Rischia la rimozione il sacerdote ricattato all'Aquila
Sul tavolo dell’arcivescovo Petrocchi il dossier sulla posizione del parroco Il diritto canonico punisce chi arreca «turbamento alla comunione ecclesiale»
L’AQUILA. La denuncia presentata dal prete ricattato dallo studente universitario Mehrez Amara (ora in carcere), rischia di essere un boomerang per il parroco straniero. Una denuncia che è stata certamente un atto di coraggio ma che, nella sostanza, lascerebbe presagire rapporti impropri che la Chiesa non vede certo di buon grado. E se si considera che anche il variegato il popolo di Facebook sembra schierarsi nella maggioranza contro di lui, che pure non ha commesso reati ed è parte lesa, la posizione del sacerdote sembra più difficile di come lui l’aveva immaginata.
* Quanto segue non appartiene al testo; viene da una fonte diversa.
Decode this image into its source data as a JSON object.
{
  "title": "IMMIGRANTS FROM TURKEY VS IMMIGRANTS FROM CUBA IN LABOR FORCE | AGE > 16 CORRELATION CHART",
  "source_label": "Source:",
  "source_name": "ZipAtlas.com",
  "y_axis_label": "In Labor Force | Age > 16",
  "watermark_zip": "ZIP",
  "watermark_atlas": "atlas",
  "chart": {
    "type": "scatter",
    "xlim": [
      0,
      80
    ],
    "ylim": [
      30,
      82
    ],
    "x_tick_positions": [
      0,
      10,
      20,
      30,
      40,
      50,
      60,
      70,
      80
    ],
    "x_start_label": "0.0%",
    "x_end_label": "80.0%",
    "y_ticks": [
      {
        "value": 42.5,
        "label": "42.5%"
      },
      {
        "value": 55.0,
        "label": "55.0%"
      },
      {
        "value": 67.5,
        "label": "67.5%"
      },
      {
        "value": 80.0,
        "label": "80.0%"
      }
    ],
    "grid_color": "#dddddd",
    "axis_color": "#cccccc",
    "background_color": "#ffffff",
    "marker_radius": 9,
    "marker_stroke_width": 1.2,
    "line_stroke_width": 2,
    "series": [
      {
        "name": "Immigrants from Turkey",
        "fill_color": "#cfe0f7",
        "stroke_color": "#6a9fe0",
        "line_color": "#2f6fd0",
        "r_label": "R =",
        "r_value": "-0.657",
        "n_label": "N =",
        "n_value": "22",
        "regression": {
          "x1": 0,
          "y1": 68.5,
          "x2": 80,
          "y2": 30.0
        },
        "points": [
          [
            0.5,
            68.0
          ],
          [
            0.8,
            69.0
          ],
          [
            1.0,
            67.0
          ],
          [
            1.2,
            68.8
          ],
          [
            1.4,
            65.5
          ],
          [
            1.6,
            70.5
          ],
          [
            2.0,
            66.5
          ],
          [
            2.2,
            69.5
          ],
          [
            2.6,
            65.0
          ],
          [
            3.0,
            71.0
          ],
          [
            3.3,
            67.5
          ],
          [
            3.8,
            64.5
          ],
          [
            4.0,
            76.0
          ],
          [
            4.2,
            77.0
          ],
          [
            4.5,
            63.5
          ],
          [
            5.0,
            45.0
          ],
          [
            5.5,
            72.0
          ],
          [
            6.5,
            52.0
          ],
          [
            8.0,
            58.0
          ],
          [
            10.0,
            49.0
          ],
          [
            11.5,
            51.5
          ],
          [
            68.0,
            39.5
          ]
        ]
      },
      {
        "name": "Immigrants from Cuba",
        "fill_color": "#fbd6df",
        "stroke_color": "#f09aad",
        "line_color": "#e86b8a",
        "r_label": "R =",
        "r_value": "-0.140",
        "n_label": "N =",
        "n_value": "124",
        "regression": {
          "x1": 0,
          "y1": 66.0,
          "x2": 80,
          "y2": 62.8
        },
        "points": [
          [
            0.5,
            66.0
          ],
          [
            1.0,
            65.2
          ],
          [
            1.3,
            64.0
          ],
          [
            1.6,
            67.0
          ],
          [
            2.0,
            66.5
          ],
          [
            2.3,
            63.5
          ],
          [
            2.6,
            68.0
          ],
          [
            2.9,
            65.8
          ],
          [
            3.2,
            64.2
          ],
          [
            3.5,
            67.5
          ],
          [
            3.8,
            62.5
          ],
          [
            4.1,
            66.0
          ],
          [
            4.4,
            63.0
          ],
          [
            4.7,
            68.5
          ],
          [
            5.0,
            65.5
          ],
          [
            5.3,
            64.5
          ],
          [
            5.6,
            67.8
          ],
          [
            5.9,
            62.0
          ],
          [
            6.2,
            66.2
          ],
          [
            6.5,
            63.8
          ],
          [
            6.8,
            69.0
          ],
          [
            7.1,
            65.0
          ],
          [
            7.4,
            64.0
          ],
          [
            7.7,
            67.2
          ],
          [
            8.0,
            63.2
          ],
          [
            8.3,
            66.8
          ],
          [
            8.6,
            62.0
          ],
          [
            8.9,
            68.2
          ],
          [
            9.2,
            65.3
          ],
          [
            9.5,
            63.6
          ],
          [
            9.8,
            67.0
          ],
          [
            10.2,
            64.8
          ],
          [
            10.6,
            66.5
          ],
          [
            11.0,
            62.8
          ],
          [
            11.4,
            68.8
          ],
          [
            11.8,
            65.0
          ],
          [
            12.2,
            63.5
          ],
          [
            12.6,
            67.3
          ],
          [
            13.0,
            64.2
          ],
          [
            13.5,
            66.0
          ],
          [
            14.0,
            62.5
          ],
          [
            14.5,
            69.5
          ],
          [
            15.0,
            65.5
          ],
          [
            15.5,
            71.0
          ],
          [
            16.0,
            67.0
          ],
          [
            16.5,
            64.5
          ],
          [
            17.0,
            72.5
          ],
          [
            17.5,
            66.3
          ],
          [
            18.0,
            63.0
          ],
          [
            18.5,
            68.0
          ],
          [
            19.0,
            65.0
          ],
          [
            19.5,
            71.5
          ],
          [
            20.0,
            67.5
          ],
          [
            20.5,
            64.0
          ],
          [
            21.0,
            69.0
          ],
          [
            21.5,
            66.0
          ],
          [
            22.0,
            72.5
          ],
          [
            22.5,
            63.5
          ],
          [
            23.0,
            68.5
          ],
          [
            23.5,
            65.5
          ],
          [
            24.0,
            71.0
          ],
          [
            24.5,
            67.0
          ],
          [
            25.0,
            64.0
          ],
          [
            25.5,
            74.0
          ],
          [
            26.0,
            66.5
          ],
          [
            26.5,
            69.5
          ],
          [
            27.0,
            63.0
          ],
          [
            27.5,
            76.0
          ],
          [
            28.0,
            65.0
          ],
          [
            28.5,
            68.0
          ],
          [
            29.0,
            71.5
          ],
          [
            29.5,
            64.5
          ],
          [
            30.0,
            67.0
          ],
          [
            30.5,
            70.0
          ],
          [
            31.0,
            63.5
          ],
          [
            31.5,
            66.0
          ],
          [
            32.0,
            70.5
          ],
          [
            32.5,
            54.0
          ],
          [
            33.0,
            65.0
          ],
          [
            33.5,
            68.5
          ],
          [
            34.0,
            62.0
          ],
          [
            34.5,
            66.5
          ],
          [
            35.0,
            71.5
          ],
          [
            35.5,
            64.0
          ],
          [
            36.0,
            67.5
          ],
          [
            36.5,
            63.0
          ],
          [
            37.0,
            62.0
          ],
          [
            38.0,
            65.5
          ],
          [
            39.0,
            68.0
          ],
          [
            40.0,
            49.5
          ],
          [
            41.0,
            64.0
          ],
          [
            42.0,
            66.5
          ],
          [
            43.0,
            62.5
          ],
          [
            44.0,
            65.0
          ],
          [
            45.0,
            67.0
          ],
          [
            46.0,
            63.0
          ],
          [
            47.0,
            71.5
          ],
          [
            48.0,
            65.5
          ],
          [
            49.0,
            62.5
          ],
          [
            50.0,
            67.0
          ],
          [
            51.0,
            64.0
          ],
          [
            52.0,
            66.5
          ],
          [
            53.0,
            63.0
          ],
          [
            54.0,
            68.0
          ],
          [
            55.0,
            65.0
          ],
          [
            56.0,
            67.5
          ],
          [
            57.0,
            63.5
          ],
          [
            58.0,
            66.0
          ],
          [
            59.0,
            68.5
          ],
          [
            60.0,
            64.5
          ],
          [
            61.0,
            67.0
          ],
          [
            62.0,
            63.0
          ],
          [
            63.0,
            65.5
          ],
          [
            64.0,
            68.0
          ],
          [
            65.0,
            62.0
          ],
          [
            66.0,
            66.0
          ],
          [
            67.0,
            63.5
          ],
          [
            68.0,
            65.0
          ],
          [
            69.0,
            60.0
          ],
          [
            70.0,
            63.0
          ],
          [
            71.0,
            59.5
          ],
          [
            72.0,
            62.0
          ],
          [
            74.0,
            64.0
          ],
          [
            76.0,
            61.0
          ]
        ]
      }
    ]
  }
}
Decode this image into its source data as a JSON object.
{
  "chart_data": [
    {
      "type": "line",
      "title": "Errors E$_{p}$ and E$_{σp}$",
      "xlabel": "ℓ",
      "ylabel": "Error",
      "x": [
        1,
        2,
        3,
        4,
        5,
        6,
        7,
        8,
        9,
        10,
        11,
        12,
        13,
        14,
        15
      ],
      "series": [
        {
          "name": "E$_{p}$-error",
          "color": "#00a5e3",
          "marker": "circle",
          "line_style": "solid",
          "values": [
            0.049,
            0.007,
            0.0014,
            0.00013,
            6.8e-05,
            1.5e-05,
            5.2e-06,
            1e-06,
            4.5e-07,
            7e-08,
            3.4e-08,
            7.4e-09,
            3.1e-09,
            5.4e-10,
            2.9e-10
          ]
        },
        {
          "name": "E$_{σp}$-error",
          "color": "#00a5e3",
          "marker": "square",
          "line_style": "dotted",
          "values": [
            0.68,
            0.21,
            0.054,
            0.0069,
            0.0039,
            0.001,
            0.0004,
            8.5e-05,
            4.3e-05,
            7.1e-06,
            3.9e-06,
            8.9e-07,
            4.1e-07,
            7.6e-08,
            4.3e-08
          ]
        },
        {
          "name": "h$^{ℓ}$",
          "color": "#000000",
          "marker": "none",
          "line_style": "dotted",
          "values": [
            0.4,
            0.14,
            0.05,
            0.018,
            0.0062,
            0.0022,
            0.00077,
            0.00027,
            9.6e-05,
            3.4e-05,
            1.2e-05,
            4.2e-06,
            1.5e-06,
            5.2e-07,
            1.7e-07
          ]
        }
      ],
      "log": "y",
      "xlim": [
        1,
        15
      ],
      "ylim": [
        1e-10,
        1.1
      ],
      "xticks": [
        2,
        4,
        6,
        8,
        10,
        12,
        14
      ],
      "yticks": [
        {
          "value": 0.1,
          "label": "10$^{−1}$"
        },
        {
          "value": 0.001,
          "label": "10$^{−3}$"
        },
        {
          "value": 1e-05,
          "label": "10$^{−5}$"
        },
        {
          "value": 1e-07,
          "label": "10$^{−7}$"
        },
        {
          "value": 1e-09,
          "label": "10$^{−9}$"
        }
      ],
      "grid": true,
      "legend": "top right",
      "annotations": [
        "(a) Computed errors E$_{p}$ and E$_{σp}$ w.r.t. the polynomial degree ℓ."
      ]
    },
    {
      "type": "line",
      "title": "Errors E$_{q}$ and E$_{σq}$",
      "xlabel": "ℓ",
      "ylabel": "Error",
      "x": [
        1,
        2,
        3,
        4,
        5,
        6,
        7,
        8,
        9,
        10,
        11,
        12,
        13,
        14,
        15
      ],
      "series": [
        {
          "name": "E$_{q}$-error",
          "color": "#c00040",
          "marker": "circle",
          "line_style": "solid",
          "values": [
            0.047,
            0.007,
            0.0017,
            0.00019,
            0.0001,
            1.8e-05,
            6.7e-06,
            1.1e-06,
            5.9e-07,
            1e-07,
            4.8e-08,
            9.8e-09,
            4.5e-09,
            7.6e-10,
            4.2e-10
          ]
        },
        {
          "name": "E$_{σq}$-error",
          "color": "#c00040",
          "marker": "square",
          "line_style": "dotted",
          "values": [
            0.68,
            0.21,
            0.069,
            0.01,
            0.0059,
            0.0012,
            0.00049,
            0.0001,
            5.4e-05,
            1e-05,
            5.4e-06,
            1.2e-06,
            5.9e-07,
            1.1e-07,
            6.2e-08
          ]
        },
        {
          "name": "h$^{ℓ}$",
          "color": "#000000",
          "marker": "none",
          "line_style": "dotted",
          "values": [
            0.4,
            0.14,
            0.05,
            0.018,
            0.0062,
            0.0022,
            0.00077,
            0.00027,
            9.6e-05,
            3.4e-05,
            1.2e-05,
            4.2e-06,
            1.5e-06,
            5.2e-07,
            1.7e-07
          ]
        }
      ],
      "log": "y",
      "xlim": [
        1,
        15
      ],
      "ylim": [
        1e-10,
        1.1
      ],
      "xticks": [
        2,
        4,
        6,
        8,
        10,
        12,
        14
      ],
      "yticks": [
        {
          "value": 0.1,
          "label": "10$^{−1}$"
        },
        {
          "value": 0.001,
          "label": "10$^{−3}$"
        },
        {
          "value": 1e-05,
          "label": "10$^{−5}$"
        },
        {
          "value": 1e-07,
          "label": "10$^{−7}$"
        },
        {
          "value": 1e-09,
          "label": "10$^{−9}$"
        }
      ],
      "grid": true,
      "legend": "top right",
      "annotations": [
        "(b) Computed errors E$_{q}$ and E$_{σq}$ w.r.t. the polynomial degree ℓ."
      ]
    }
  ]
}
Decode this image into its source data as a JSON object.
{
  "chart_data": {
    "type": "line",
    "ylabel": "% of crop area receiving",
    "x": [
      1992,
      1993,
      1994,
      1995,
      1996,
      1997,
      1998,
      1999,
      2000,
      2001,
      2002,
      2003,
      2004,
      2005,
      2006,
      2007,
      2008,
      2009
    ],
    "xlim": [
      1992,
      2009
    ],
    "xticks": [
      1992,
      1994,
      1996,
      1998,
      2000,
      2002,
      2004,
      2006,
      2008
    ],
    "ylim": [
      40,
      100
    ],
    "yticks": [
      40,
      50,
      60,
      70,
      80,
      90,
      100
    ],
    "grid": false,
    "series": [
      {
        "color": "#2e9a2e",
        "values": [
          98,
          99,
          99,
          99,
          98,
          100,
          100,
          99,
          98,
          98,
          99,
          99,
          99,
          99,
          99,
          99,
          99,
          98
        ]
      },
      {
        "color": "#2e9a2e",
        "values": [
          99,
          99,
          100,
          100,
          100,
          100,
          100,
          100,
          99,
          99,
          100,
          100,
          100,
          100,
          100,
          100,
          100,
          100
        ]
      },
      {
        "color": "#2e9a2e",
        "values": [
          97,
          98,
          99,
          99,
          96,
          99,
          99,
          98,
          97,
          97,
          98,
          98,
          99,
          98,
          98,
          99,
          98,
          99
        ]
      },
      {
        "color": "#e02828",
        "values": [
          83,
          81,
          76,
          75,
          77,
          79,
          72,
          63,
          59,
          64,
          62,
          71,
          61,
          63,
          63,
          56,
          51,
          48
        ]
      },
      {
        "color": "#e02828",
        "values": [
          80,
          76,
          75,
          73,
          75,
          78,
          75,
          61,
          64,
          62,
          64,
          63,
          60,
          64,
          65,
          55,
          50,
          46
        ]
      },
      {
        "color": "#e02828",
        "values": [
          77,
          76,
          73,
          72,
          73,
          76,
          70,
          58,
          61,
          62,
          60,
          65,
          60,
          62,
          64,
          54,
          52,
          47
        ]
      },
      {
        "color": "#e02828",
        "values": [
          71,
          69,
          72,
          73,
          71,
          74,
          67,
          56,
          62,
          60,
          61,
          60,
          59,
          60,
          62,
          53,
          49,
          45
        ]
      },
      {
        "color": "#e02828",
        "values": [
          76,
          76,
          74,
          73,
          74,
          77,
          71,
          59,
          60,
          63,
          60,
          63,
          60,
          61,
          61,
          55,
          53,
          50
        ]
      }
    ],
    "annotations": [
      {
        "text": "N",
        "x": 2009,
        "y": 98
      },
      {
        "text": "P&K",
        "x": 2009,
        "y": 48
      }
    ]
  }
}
Ma la denuncia è stata figlia dell’esasperazione che il prete stava vivendo.
La sua vicenda è al vaglio dell’arcivescovo Giuseppe Petrocchi a fronte di una posizione difficile vista l’inflessibilità del codice di diritto canonico su tali tematiche. Tra le cause che possono indurre un vescovo a rimuovere un parroco dal suo ufficio ci sono degli articoli che teoricamente trovano applicazione in un caso come questo. Tra le cause, dunque, c’è «il modo di agire che arrechi grave danno o turbamento alla comunione ecclesiale». Come pure «la perdita della buona considerazione da parte dei parrocchiani onesti e seri o l’avversione contro il parroco, che si preveda non cesseranno a breve».
Avversione che già ci sarebbe se i parrocchiani potessero conoscere l’identità del prete coinvolto. Prete che non sembra interessato a fare marcia indietro in modo autonomo, almeno in tempi brevi, visto che ieri mattina ha regolarmente celebrato messa nella sua chiesa che si trova in una frazione aquilana. E che finora ha trovato solidarietà, almeno in modo esplicito, solo dall’Arcigay con una lunga nota diramata due giorni fa.
Quanto all’inchiesta penale a carico dello studente di Medicina, il quadro delle accuse è ben definito, visto che, secondo la polizia, non ci sono complici e il giovane ha fatto tutto da solo chiedendo soldi per non divulgare messaggi hard tra lui e il prete. Il giovane, che secondo il suo avvocato ha una sua verità da raccontare, dovrebbe essere interrogato presto dai magistrati dopo la sua decisione di avvalersi della facoltà di non rispondere. Per ora l’accusa parla di estorsione.